Sarà importante non solo dare continuità alla scioltezza offensiva, creando un veloce giro palla e sfruttando alla perfezione il gioco dei blocchi on e off the ball, ma trovare anche il giusto equilibrio difensivo, coprendo il più possibile le singole lacune difensive con la compattezza di squadra. Un altro aspetto che sicuramente dovrà essere collaudato in maniera impeccabile è la panchina: con meno qualità ed esperienza a propria disposizione infatti, sarà fondamentale trovare i giusti accoppiamenti e creare un gioco che faccia leva su un ottimo gioco di squadra volto ad esaltare le capacità di ogni singolo elemento. Infine, bisognerà vedere il rendimento di Curry, Russell e Thompson. Il 30, chiamato ad un maggiore impiego, dovrà assolutamente garantire una regular season di alto livello; un Curry in grande stato di forma fa tutta la differenza per la squadra, essendo in grado di migliorare anche le prestazioni dei propri compagni. Il compito dell’11 invece dipenderà dalla situazione in cui si troveranno i Dubs al suo rientro. Se Golden State sarà riuscita a disputare una buona prima metà di stagione, Thompson non avrà grandi pressioni; al contrario, se gli Warriors dovessero essere in difficoltà, Klay dovrà fin da subito mettere in piedi delle ottime prestazioni.

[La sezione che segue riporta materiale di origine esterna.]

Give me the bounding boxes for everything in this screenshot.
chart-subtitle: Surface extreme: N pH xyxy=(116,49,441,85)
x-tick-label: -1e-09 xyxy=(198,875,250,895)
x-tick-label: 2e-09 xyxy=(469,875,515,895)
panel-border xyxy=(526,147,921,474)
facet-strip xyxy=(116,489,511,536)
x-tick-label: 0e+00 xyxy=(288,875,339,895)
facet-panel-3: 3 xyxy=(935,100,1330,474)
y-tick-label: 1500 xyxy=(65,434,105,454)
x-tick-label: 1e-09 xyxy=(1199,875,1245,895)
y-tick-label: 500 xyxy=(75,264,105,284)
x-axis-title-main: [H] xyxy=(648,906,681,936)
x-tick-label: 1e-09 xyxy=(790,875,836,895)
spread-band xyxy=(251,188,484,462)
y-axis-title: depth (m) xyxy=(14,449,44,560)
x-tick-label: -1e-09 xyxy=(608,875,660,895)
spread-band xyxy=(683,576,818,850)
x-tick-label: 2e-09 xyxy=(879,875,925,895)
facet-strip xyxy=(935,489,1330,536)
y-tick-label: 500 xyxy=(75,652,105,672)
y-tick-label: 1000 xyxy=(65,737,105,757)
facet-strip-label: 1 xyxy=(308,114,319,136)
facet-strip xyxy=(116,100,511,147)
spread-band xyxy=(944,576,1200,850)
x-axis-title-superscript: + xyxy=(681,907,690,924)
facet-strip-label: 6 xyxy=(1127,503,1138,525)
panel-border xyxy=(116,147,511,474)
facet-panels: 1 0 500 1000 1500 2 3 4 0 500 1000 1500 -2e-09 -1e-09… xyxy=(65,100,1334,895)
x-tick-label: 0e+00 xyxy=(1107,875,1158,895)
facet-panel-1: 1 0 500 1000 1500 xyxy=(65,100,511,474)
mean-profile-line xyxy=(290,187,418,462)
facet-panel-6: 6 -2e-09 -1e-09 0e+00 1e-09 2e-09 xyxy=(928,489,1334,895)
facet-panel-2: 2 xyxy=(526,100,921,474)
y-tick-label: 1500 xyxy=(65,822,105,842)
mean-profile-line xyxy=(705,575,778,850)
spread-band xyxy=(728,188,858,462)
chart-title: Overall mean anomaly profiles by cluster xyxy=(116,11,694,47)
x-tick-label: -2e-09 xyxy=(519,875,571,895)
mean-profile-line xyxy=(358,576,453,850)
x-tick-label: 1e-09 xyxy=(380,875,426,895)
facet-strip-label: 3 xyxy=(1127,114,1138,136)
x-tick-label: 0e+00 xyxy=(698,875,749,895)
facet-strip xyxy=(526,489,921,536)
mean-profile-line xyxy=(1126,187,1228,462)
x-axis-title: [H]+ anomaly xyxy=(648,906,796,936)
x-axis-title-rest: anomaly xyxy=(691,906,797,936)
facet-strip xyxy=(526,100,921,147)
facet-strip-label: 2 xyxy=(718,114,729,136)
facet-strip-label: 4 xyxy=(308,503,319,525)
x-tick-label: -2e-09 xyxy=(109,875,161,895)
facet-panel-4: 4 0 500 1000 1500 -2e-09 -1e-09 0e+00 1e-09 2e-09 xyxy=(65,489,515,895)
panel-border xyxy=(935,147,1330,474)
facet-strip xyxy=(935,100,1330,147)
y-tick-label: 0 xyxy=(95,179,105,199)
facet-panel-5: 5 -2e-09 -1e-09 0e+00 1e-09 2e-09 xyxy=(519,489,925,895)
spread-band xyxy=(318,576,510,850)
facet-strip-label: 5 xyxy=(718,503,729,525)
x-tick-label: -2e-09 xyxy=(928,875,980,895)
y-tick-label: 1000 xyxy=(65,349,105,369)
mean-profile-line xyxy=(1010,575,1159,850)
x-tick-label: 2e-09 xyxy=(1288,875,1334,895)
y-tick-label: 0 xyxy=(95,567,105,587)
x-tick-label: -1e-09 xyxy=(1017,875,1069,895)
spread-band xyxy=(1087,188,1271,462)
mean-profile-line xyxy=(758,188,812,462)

Per valutare i Dubs bisognerà prendere come punto di riferimento il numero di vittorie. Dal nostro punto di vista, la soglia minima a cui dovrebbero ambire Curry e soci è quella delle 45 W. In una Western Conference ultracompetitiva, gli Warriors dovranno fare molta attenzione al proprio piazzamento finale. Nel migliore dei casi, se si venisse a creare un’ottima chimica di squadra, D-Lo si integrasse alla perfezione, la panchina e i giovani rendessero in maniera positiva, e Thompson rientrasse in un gran stato di forma, la truppa ai comandi di Steve Kerr potrebbe ambire al quarto posto. Se invece anche solo uno dei fattori precedentemente elencati dovesse venire meno, la franchigia di San Francisco dovrebbe accontentarsi di uno degli ultimi posti per i playoff, probabilmente il sesto o il settimo, rischiando di finire subito contro Lakers o Clippers. In ogni caso comunque, strani avvenimenti a parte, la partecipazione ai PO non dovrebbe assolutamente essere in discussione.